The trouble is, there are times when the Northwest just has too much electricity. We mostly extract our power from falling water. In spring, when mild weather simultaneously cuts our need for power and melts the snow, most of the runoff still must pass through the turbines of our region’s hydroelectric dams. The extra water can’t all be spilled over dams without saturating the river with nitrogen, which harms protected salmon, violates federal and state law and too many court orders to count. Then the extra electricity has to go somewhere, even if you have to pay people to use it.
The Bonneville Power Administration, which sells power from federal dams and runs the regional power grid, has yet to pull a King Canute and try to command the waters not to flow and wind not blow. It has yet to find a way to instantaneously dispose of our excess electricity and zap the overflow into the ether. Last spring, when faced with the biggest spring runoff in a generation and more power than it could handle, BPA effectively shut off nearly all the region’s power made by nuclear fission or burning fossil fuel. It gave away power to replace what the coal and gas plants did not make. Then it still had excess, so it intermittently ordered windmills to cease turning. That meant they ceased collecting federal and state tax credits. Millions and millions in subsidies disappeared.
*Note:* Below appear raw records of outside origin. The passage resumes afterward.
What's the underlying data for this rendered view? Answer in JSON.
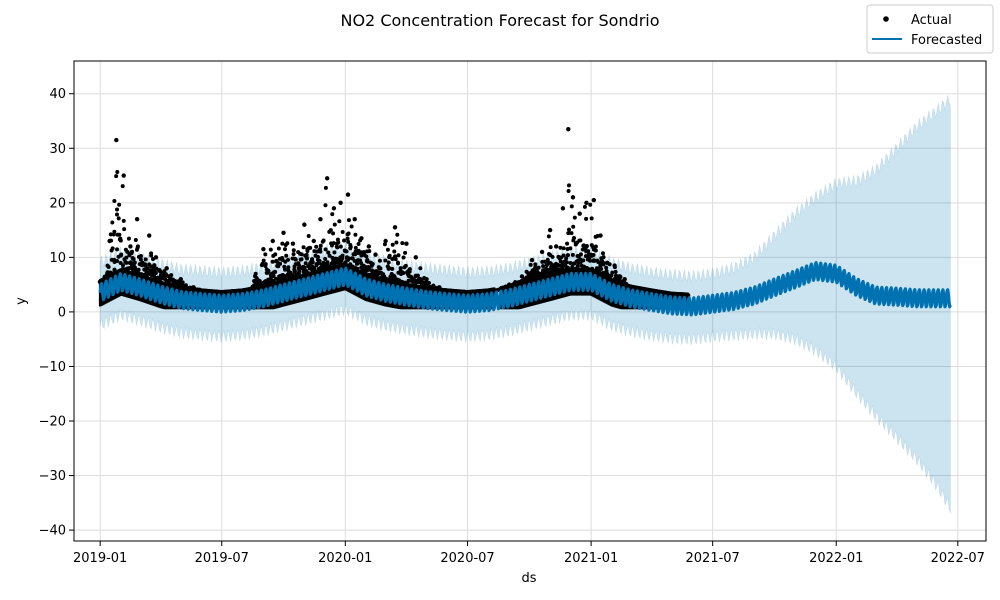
{
  "chart_data": {
    "type": "line",
    "title": "NO2 Concentration Forecast for Sondrio",
    "xlabel": "ds",
    "ylabel": "y",
    "xlim": [
      "2018-11-23",
      "2022-08-12"
    ],
    "ylim": [
      -42,
      46
    ],
    "grid": true,
    "legend": {
      "placement": "top-right",
      "entries": [
        {
          "name": "Actual",
          "marker": "dot",
          "color": "#000000"
        },
        {
          "name": "Forecasted",
          "marker": "line",
          "color": "#0072b2"
        }
      ]
    },
    "x_ticks": [
      "2019-01",
      "2019-07",
      "2020-01",
      "2020-07",
      "2021-01",
      "2021-07",
      "2022-01",
      "2022-07"
    ],
    "y_ticks": [
      -40,
      -30,
      -20,
      -10,
      0,
      10,
      20,
      30,
      40
    ],
    "colors": {
      "actual": "#000000",
      "forecast": "#0072b2",
      "interval": "#0072b2",
      "grid": "#dddddd"
    },
    "series": [
      {
        "name": "Forecasted",
        "x": [
          "2019-01-01",
          "2019-02-01",
          "2019-03-01",
          "2019-04-01",
          "2019-05-01",
          "2019-06-01",
          "2019-07-01",
          "2019-08-01",
          "2019-09-01",
          "2019-10-01",
          "2019-11-01",
          "2019-12-01",
          "2020-01-01",
          "2020-02-01",
          "2020-03-01",
          "2020-04-01",
          "2020-05-01",
          "2020-06-01",
          "2020-07-01",
          "2020-08-01",
          "2020-09-01",
          "2020-10-01",
          "2020-11-01",
          "2020-12-01",
          "2021-01-01",
          "2021-02-01",
          "2021-03-01",
          "2021-04-01",
          "2021-05-01",
          "2021-06-01",
          "2021-07-01",
          "2021-08-01",
          "2021-09-01",
          "2021-10-01",
          "2021-11-01",
          "2021-12-01",
          "2022-01-01",
          "2022-02-01",
          "2022-03-01",
          "2022-04-01",
          "2022-05-01",
          "2022-06-01",
          "2022-06-20"
        ],
        "values": [
          3.5,
          5.5,
          4.5,
          3.2,
          2.2,
          1.8,
          1.5,
          1.8,
          2.5,
          3.5,
          4.5,
          5.5,
          6.5,
          4.5,
          3.5,
          2.8,
          2.2,
          1.8,
          1.5,
          1.8,
          2.5,
          3.5,
          4.5,
          5.5,
          5.5,
          3.5,
          2.5,
          1.8,
          1.2,
          1.0,
          1.5,
          2.0,
          3.0,
          4.5,
          6.0,
          7.5,
          7.0,
          4.5,
          3.0,
          2.8,
          2.5,
          2.5,
          2.5
        ],
        "lower": [
          -2.5,
          -0.5,
          -1.5,
          -2.8,
          -3.8,
          -4.2,
          -4.5,
          -4.2,
          -3.5,
          -2.5,
          -1.5,
          -0.5,
          0.5,
          -1.5,
          -2.5,
          -3.2,
          -3.8,
          -4.2,
          -4.5,
          -4.2,
          -3.5,
          -2.5,
          -1.5,
          -0.5,
          -0.5,
          -2.5,
          -3.5,
          -4.3,
          -4.8,
          -5.0,
          -4.5,
          -4.2,
          -4.0,
          -4.0,
          -5.0,
          -7.0,
          -10.0,
          -15.0,
          -19.0,
          -23.0,
          -27.0,
          -32.0,
          -36.0
        ],
        "upper": [
          9.0,
          11.0,
          10.0,
          8.8,
          7.8,
          7.5,
          7.2,
          7.5,
          8.2,
          9.2,
          10.2,
          11.2,
          12.0,
          10.2,
          9.2,
          8.5,
          8.0,
          7.6,
          7.2,
          7.4,
          8.0,
          9.0,
          10.0,
          11.0,
          11.0,
          9.0,
          8.0,
          7.2,
          6.8,
          6.5,
          7.0,
          8.0,
          10.0,
          14.0,
          18.0,
          21.0,
          23.5,
          24.0,
          26.0,
          30.0,
          34.0,
          37.0,
          39.0
        ]
      },
      {
        "name": "Actual",
        "x": [
          "2019-01-05",
          "2019-01-15",
          "2019-01-25",
          "2019-02-05",
          "2019-02-15",
          "2019-02-25",
          "2019-03-05",
          "2019-03-15",
          "2019-03-25",
          "2019-04-10",
          "2019-05-01",
          "2019-05-20",
          "2019-06-10",
          "2019-07-01",
          "2019-07-20",
          "2019-08-10",
          "2019-09-01",
          "2019-09-15",
          "2019-10-01",
          "2019-10-15",
          "2019-11-01",
          "2019-11-15",
          "2019-11-25",
          "2019-12-05",
          "2019-12-15",
          "2019-12-25",
          "2020-01-05",
          "2020-01-15",
          "2020-01-25",
          "2020-02-05",
          "2020-02-15",
          "2020-03-01",
          "2020-03-15",
          "2020-04-01",
          "2020-04-15",
          "2020-05-01",
          "2020-05-20",
          "2020-06-10",
          "2020-07-01",
          "2020-07-20",
          "2020-08-15",
          "2020-09-01",
          "2020-09-20",
          "2020-10-05",
          "2020-10-20",
          "2020-11-01",
          "2020-11-10",
          "2020-11-20",
          "2020-11-28",
          "2020-12-05",
          "2020-12-15",
          "2020-12-25",
          "2021-01-05",
          "2021-01-15",
          "2021-01-25",
          "2021-02-05",
          "2021-02-20",
          "2021-03-05",
          "2021-03-20",
          "2021-04-10",
          "2021-05-01",
          "2021-05-20"
        ],
        "values": [
          5.5,
          13.0,
          31.5,
          25.0,
          12.0,
          17.0,
          9.0,
          14.0,
          10.0,
          8.0,
          6.0,
          4.5,
          3.5,
          3.2,
          3.0,
          3.5,
          11.5,
          13.0,
          14.5,
          12.5,
          16.0,
          13.0,
          17.0,
          24.5,
          19.0,
          20.0,
          21.5,
          17.0,
          13.5,
          12.0,
          10.5,
          13.0,
          15.5,
          12.5,
          10.0,
          6.0,
          4.5,
          3.5,
          3.0,
          3.2,
          4.0,
          5.0,
          6.5,
          9.5,
          11.0,
          15.0,
          12.0,
          19.0,
          33.5,
          21.0,
          18.0,
          20.0,
          20.5,
          14.0,
          9.0,
          8.5,
          6.0,
          4.0,
          3.0,
          2.5,
          2.5,
          2.0
        ]
      }
    ]
  }
}
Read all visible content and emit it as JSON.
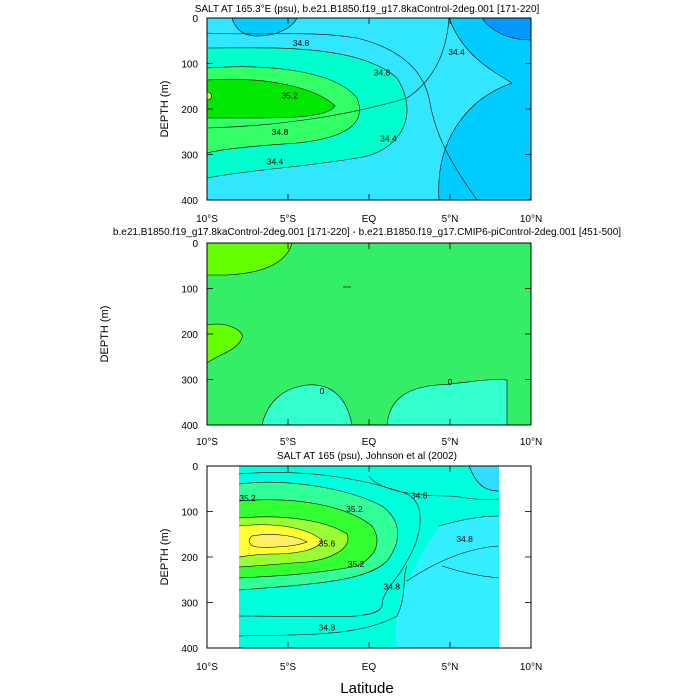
{
  "chart_data": [
    {
      "type": "contour",
      "title": "SALT AT 165.3°E (psu), b.e21.B1850.f19_g17.8kaControl-2deg.001 [171-220]",
      "ylabel": "DEPTH (m)",
      "xlabel": "",
      "x_ticks": [
        "10°S",
        "5°S",
        "EQ",
        "5°N",
        "10°N"
      ],
      "y_ticks": [
        "0",
        "100",
        "200",
        "300",
        "400"
      ],
      "xlim": [
        -10,
        10
      ],
      "ylim": [
        400,
        0
      ],
      "contour_labels": [
        {
          "text": "34.8",
          "lat": -4.2,
          "depth": 55
        },
        {
          "text": "34.8",
          "lat": 0.8,
          "depth": 120
        },
        {
          "text": "34.4",
          "lat": 5.4,
          "depth": 75
        },
        {
          "text": "35.2",
          "lat": -4.9,
          "depth": 170
        },
        {
          "text": "34.8",
          "lat": -5.5,
          "depth": 250
        },
        {
          "text": "34.4",
          "lat": 1.2,
          "depth": 265
        },
        {
          "text": "34.4",
          "lat": -5.8,
          "depth": 315
        }
      ]
    },
    {
      "type": "contour",
      "title": "b.e21.B1850.f19_g17.8kaControl-2deg.001 [171-220] - b.e21.B1850.f19_g17.CMIP6-piControl-2deg.001 [451-500]",
      "ylabel": "DEPTH (m)",
      "xlabel": "",
      "x_ticks": [
        "10°S",
        "5°S",
        "EQ",
        "5°N",
        "10°N"
      ],
      "y_ticks": [
        "0",
        "100",
        "200",
        "300",
        "400"
      ],
      "xlim": [
        -10,
        10
      ],
      "ylim": [
        400,
        0
      ],
      "contour_labels": [
        {
          "text": "0",
          "lat": -2.9,
          "depth": 325
        },
        {
          "text": "0",
          "lat": 5.0,
          "depth": 305
        }
      ]
    },
    {
      "type": "contour",
      "title": "SALT AT 165 (psu), Johnson et al (2002)",
      "ylabel": "DEPTH (m)",
      "xlabel": "Latitude",
      "x_ticks": [
        "10°S",
        "5°S",
        "EQ",
        "5°N",
        "10°N"
      ],
      "y_ticks": [
        "0",
        "100",
        "200",
        "300",
        "400"
      ],
      "xlim": [
        -10,
        10
      ],
      "ylim": [
        400,
        0
      ],
      "data_lat_range": [
        -8,
        8
      ],
      "contour_labels": [
        {
          "text": "35.2",
          "lat": -7.5,
          "depth": 70
        },
        {
          "text": "35.2",
          "lat": -0.9,
          "depth": 95
        },
        {
          "text": "34.8",
          "lat": 3.1,
          "depth": 65
        },
        {
          "text": "34.8",
          "lat": 5.9,
          "depth": 160
        },
        {
          "text": "35.6",
          "lat": -2.6,
          "depth": 170
        },
        {
          "text": "35.2",
          "lat": -0.8,
          "depth": 215
        },
        {
          "text": "34.8",
          "lat": 1.4,
          "depth": 265
        },
        {
          "text": "34.8",
          "lat": -2.6,
          "depth": 355
        }
      ]
    }
  ]
}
That caused a fury. The loss of subsidies was characterized as an “environmental catastrophe.” Lawsuits were filed. Appeals were filed. The Federal Energy Regulatory Commission issued a ruling saying that BPA wrongly discriminated against windmills and ordered changes in policy. In response, on Tuesday BPA offered a plan with compensation equal to half the lost windmill revenue, including tax and energy credits lost, when in the future there is too much power. BPA estimates the oversupply issue will come up two years in three. The cost would average $12 million a year, it estimates, and as much as $50 million in very wet years.
It’s a balancing act. “This is an important step toward resolving a Northwest issue in a way that works for the Northwest,” said BPA Administrator Steve Wright. “We’re focused on seeking solutions based on regional input that maintain reliability, protect fish and support renewable energy while equitably sharing costs.”
The windmillers and their environmentalist allies will probably hold out for further accommodations, but this plan should move ahead without further draining the wealth of ratepayers for power they do not need and do not use. Somewhere there are limits.